Ice-skating mobility day

Two young clients with vision loss standing together on an ice rink

Winter wonderland adventure for young people with vision loss

Last week, young people with vision loss went ice-skating at the Parramatta Winterlight Festival as part of a school holiday Youth Program run by Guide Dogs NSW/ACT.

Guide Dogs Orientation and Mobility Specialist, Haylee Tumanik, said the high school aged participants were in charge of choosing and organising a night-time activity as part of the program. They spent a day planning the logistics of going ice-skating together as a team.

"This is a major component of our Youth Programs. They need to figure out how to get to their chosen location, where to meet, if they need to book a spot, how much money they need and if there are eateries nearby," said Haylee.

"This ensures all the youth are involved in the decision making processes and have their voice heard. It also encourages them to use problem solving skills as well as their technology skills, as they were given laptops and iPads to conduct their research."

Youth Program participants standing with their long canes below the Winterlight Festival sign

Haylee said that Youth Program activities like this allow Guide Dogs Orientation and Mobility Specialists to observe their clients building teamwork and decision making skills.
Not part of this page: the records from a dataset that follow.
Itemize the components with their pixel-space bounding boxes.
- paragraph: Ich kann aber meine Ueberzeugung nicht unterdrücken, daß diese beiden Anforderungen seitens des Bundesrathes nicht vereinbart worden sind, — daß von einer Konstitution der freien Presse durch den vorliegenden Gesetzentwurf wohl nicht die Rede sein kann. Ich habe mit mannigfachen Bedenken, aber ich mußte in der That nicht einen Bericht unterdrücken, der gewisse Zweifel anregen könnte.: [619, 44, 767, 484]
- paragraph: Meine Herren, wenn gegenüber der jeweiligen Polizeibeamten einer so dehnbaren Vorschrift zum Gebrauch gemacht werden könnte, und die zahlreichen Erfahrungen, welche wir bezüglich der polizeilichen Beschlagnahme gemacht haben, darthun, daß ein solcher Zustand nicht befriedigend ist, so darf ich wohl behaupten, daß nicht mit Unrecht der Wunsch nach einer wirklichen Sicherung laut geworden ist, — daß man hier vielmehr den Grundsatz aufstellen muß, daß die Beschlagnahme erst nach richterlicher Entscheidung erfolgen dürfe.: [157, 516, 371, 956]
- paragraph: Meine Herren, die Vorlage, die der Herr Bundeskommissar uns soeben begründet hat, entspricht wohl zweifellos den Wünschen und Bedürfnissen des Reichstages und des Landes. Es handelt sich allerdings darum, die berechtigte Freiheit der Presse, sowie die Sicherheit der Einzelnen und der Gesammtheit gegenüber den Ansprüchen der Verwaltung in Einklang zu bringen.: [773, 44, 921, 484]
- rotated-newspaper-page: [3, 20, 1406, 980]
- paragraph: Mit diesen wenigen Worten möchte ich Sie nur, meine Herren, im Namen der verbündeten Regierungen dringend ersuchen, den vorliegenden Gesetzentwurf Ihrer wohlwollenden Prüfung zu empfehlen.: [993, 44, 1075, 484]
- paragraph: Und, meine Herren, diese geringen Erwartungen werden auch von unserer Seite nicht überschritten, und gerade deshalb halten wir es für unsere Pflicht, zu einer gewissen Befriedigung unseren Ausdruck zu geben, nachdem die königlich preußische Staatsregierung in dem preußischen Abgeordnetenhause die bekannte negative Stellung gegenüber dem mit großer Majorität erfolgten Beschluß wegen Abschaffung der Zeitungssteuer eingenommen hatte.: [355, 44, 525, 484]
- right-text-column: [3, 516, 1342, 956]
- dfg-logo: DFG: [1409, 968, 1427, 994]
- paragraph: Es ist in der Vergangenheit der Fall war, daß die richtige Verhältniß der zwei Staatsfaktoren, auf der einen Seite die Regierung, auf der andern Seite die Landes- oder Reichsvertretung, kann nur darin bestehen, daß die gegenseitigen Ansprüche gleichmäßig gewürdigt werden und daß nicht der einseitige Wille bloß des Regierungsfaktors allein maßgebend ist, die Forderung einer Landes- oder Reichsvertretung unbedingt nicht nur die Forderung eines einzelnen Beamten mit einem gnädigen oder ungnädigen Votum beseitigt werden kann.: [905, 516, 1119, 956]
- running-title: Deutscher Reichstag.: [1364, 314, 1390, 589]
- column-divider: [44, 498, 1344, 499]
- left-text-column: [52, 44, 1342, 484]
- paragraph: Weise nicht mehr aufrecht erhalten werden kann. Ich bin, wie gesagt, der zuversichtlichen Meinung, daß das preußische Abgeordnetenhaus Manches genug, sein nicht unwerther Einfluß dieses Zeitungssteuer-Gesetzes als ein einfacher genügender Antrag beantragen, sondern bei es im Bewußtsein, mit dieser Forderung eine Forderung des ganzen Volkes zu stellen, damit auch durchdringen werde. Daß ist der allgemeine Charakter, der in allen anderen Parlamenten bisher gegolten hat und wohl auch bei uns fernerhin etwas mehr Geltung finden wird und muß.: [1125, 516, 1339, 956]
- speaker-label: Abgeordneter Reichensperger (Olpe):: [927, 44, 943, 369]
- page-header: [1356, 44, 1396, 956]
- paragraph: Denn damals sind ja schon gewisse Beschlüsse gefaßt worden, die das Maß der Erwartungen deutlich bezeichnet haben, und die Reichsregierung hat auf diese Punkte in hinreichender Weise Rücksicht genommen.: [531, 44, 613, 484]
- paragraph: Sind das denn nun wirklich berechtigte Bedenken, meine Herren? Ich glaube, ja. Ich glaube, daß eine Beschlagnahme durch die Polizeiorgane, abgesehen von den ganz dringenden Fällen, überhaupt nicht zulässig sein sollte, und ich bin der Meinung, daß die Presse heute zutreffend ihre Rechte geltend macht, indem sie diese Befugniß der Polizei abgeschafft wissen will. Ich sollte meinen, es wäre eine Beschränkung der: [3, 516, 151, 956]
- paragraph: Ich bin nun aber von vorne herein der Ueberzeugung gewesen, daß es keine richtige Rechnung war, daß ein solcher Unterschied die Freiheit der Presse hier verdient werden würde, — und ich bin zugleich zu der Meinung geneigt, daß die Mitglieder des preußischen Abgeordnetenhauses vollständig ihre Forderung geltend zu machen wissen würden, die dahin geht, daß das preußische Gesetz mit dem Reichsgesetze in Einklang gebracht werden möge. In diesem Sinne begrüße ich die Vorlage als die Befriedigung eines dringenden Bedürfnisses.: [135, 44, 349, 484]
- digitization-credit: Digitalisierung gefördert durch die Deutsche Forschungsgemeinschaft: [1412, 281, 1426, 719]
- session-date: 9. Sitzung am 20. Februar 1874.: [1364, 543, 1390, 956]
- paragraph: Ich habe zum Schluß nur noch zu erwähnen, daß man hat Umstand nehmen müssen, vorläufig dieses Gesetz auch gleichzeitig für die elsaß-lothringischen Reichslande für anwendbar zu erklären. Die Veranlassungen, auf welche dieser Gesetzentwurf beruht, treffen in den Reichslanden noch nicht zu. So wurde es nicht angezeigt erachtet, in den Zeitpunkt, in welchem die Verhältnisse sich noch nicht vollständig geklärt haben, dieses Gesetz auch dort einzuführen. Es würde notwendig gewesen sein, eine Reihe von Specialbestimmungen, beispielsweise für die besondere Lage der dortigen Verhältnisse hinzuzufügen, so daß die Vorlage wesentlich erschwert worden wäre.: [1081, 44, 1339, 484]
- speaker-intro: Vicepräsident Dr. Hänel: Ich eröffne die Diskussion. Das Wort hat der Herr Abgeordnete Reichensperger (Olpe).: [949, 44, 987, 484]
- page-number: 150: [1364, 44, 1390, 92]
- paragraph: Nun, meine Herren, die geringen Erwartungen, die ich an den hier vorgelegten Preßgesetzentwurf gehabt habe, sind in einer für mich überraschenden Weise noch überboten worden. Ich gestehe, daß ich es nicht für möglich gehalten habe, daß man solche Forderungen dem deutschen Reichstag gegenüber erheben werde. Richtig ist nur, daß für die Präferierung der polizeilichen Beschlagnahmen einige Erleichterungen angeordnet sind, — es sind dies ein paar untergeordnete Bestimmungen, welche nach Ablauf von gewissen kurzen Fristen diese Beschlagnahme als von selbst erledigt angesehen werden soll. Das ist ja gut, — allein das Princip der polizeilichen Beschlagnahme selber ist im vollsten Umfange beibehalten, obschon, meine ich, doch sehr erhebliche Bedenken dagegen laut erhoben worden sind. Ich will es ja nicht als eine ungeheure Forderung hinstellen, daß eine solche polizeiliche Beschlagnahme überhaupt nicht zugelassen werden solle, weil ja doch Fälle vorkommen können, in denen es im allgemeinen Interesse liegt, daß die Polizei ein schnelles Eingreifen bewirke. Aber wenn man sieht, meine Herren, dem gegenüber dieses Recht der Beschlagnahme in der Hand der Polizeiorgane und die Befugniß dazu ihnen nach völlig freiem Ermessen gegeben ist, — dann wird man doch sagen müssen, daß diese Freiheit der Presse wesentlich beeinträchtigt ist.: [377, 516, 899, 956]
"On the night, it was great to see them use the money handling skills and social skills they practiced on the planning day," Haylee said.

"It was quite exciting to see them take charge and become independent young people in a new and busy environment."

Haylee said having activities at night is an important element of the Guide Dogs Youth Programs.

"Night-time activities like this challenge the youth to navigate indoor and outdoor areas in low lighting and use their mobility aids in different environments," Haylee said.

"It was a fun night for all."

Two young clients with vision loss standing on the rice rink together

Guide Dogs NSW/ACT supports children with vision impairment and their families by providing a wide range of free services to assist a child with vision impairment to achieve their mobility goals. Programs are tailored to meet the lifestyle needs of each individual, and most training is delivered locally, in the person's home, community or work environment.

Last year, Guide Dogs NSW/ACT assisted 448 children with vision loss and the organisation continues to rely on the support of the community to fund its free services.

Every day 28 Australians are diagnosed with uncorrectable vision loss, including nine who become blind.